Photo : L’ex-sénateur-maire de Perpignan, Jean-Paul Alduy, par ailleurs ancien président de l’Agglo Perpignan Méditerranée, chuchotant dans l’oreille d’Alain Ferrand, maire du Barcarès…

 

Depuis sa brillante réélection aux élections municipales de mars dernier, dès le 1er tour – 54,63% des suffrages exprimés avec un taux de participation de 72% – malgré la présence de quatre listes d’Opposition, tout semble sourire à Alain Ferrand, UMP, maire de Le Barcarès…

Il a réussi à imposer auprès des instances départementales de l’UMP’66 la candidature de l’une de ses deux filles, Mathilde, en binôme avec le nouveau maire de Saint-Laurent-de-la-Salanque, Alain Got, UDI, pour les prochaines élections cantonales sur la Côte Salanquaise. Même ses adversaires, ou plutôt ses ennemis, politiques, le reconnaissent : « le nom de Ferrand, qui n’a pourtant rien de catalan, est incontournable sur cette partie du territoire roussillonnais… Se présenter sous l’étiquette Ferrand, c’est partir avec une avance électorale de plusieurs milliers de voix… Le nom de Ferrand sonne désormais comme un label politique en Salanque ! ».

Il est aussi le seul maire UMP des P-O à avoir accueilli dans sa commune un ministre socialiste de la République. C’était en septembre dernier, pour le 150ème anniversaire de la Croix-Rouge Française, dans le cadre des Assises de la Jeunesse, et le ministre était Patrick Kanner, ministre de la Ville, de la Jeunesse et des Sports. En présence de la préfète des P-O, Josiane Chevalier, qui venait de s’ancrer sur le sol roussillonnais, de la sénatrice des P-O et présidente du Conseil Général’66, Hermeline Malherbe (PS) et du député de la 1ère circonscription des P-O, Jacques Cresta (PS), par ailleurs vice-président de la Région Languedoc-Roussillon.

« ELECTRO BEACH… PRES DE TROIS FOIS PLUS DE SPECTATEURS QUE LE FESTIVAL LES DEFERLANTES D’ARGELES-SUR-MER ET POURTANT TROIS FOIS MOINS CHER ! »

Il faut ajouter encore à l’actif des succès 2014 d’Alain Ferrand la 6ème édition du festival international des musiques électroniques, l’Electro Beach, créé par son épouse Joëlle née Iglesias : 80 000 spectateurs venus d’une cinquantaine de pays et une myriade de Dijés-stars pour promouvoir l’une des plus grande scène électro du moment de la planète, rediffusée en permanence de Séoul à Toronto, en passant par Sao Paulo, Londres et Tel-Aviv ! Même le festival Les Déferlantes d’Argelès-sur-Mer est bien loin, très loin d’avoir une telle aura, un tel prestige (sa réputation ne décolle pas au-delà des frontières départementales alors qu’il coûterait plus de trois fois plus cher…).

2014, c’est aussi pour les Ferrand l’année de tous les procès en diffamation gagnés : contre leurs opposants politiques d’abord, contre trois journalistes de la rédaction France 3 qui avaient annoncé à l’antenne une garde à vue puis l’hospitalisation de Joëlle Ferrand… Tout cela était faux, les journalistes ont été condamnés.

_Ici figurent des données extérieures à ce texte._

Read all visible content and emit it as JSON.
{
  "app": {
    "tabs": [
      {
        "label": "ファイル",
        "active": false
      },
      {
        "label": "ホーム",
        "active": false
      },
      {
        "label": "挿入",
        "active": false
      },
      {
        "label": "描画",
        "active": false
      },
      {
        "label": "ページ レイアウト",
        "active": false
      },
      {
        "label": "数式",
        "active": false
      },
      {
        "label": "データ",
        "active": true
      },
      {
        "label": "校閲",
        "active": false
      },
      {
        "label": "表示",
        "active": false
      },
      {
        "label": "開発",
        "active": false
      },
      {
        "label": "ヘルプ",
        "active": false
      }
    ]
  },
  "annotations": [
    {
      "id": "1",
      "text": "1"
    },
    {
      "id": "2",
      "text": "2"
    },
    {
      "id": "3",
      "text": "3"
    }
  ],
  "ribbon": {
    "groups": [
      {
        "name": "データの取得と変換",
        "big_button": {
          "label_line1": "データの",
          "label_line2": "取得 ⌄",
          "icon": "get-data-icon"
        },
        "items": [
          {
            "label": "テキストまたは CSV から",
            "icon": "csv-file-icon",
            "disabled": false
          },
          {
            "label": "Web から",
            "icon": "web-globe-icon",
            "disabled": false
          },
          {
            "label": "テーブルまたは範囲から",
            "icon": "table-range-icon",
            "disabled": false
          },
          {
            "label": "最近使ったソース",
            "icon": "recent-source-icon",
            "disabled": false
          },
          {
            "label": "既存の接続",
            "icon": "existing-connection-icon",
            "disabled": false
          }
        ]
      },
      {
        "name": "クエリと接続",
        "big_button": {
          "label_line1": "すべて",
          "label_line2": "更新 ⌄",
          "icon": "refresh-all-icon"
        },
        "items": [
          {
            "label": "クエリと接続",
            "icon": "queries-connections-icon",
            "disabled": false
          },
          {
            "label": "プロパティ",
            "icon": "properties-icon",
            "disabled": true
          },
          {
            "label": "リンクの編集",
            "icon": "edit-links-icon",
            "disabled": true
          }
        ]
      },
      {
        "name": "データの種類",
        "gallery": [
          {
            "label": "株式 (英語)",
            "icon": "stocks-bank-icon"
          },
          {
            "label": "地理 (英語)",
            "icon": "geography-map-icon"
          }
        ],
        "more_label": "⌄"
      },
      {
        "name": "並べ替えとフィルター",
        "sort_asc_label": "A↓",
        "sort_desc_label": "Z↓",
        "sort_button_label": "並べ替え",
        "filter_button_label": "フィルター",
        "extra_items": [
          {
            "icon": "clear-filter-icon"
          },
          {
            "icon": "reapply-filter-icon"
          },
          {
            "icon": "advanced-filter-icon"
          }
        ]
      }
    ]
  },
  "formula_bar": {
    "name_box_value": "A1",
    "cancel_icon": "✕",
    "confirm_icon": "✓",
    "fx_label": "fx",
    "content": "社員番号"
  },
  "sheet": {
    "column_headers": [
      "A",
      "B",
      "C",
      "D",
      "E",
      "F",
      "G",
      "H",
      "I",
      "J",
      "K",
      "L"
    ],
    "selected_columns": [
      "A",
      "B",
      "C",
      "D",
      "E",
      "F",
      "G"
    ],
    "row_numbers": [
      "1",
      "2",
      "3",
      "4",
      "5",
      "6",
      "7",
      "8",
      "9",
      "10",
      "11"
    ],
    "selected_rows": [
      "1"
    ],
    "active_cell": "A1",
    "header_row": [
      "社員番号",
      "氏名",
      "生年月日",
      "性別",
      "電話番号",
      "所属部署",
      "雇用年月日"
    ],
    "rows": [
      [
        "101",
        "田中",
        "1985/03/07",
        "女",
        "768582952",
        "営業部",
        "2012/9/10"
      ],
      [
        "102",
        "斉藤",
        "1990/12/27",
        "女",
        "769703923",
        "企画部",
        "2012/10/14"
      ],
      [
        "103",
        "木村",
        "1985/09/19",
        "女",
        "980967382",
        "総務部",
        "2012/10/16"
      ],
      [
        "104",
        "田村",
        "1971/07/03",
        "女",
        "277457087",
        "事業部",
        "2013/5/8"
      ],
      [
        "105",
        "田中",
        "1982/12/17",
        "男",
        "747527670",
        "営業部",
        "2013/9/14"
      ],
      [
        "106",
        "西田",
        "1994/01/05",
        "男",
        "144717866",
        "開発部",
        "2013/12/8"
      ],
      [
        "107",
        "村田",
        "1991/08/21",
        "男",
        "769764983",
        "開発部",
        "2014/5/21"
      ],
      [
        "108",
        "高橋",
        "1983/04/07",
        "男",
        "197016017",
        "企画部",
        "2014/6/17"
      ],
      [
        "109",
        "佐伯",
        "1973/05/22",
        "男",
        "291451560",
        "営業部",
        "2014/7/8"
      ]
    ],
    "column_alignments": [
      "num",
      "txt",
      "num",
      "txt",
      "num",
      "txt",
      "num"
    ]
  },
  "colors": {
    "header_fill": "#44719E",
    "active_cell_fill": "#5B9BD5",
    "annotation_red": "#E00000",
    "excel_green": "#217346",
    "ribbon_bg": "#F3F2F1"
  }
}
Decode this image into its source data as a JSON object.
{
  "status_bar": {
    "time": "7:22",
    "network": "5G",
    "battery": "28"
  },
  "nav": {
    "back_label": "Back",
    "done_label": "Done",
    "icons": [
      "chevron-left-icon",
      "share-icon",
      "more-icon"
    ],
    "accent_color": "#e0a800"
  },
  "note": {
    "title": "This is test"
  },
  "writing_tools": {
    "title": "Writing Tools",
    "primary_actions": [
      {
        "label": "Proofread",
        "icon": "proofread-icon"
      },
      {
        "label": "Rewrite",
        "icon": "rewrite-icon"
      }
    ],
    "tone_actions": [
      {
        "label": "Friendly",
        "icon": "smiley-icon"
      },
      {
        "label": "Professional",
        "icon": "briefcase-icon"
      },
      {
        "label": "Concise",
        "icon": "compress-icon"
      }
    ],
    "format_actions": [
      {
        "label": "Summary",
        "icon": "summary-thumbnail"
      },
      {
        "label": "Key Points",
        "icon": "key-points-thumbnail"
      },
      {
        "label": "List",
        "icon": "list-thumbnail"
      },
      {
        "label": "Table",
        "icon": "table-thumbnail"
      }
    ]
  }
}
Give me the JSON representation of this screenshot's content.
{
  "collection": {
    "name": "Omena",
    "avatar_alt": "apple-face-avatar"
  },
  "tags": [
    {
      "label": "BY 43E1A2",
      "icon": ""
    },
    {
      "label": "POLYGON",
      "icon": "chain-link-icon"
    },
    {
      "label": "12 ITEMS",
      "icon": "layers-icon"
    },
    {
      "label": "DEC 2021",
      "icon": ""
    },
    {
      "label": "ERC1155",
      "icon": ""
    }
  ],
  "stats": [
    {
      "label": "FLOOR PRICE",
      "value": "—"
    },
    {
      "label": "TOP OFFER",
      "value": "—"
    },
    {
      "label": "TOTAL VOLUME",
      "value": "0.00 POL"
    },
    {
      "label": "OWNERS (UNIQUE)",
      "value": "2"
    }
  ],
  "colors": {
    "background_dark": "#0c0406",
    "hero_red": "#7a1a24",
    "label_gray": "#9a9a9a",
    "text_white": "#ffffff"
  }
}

Alain Ferrand compte même désormais parmi ses proches un conseiller régional : Pierre Aloy (dont le fils Frédéric siège dans la Majorité municipale UMP du Barcarès). Celui-ci vient de succéder à Me Louis Aliot (FN), obligé d’abandonner ce mandat politique pour cause de cumul, après son élection au Parlement européen, à Strasbourg. Pierre Aloy, entre temps, s’était fâché avec le Front National des P-O, fustigeant « les choix rocambolesques et pitoyables (…) » de la direction départementale du parti de Marine Le Pen. Pierre Aloy siège donc tout-seul dans l’hémicycle de la Région, mais il est d’un précieux soutien pour l’actuel maire du Barcarès et sa politique de développement lagunaire (Alain Ferrand a été réélu cette année 2ème vice-président du Parc naturel marin du Golfe du Lion)…

Seul échec pour le maître du Barcarès cette année : son élection manquée à la vice-présidence de la Communauté d’Agglomération Perpignan Méditerranée. Mais l’homme a prouvé qu’il avait du ressort et qu’il savait rebondir : il compte bien profiter de la fenêtre de tir des prochaines élections cantonales pour revenir en force sur la scène départementale, en misant sur la victoire de sa fille Mathilde aux côtés de l’autre Alain de la Salanque, M. Got, maire de Saint-Laurent.